You're taking the right steps--being aware that there's a problem waiting to happen, and doing what you need to do to correct it. eDiets can give you suggestions, even if you don't follow their recipes to the letter. Avoiding any extra drugs is a good thing to do, IF you can. I'm currently on a triglyceride-reducing drug, since on my own my cholesterol is great but the tri-g's are sky-high. Heredity is a bitch! Lipitor gave me massive muscle cramps so it's not the panacea.

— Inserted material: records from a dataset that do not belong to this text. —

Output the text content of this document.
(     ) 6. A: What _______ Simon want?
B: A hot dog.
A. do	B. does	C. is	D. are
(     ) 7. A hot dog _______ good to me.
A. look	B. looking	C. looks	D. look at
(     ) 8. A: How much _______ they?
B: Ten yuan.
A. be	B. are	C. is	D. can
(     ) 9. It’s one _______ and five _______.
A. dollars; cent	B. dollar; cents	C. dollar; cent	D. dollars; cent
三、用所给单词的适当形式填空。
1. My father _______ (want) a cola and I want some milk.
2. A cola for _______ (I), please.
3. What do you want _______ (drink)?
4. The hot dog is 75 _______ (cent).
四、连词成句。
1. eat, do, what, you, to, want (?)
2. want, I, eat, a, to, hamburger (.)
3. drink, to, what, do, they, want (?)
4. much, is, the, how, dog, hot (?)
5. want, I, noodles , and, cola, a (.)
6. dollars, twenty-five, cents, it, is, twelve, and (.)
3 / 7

However you do it, get those numbers down, please, so you'll be around for a good long time!

Knittingboykit said...

Yo, Mel,
It seems like the only thing you need to do is bag the milk fat. And walk to the end of Haley Road and back every day. Not to mention the dark chocolate =)

oxo-k

Tallguy said...

Mel, good for you to take some action and change a few things. You were given a warning, and are heeding it. That is a lot more than most Americans do!

However, I do agree with Jove -- weight is only part of the problem, and may not have anything to do with your cholesterol and triglyceride levels, altho they probably come about from the same source. Making some adjustments to what you are eating is a start, and will make a bit of difference. Also, you will have to make some adjustments to your activities.

However, I don't think your diet is going to make much of a difference. This is your genetic make-up and that is the direction your body wants to go. Lots of work to be done there! But the most important thing is that the American food is sorely lacking in the proper nutrients necessary to give your body optimum health. The soil is depleted so where are the minerals going to come from? The animals are being fed inappropriate waste products, and you expect quality meat from that? Take a very close look where your food is coming from and you will get a good idea why you are sick. I'm just saying.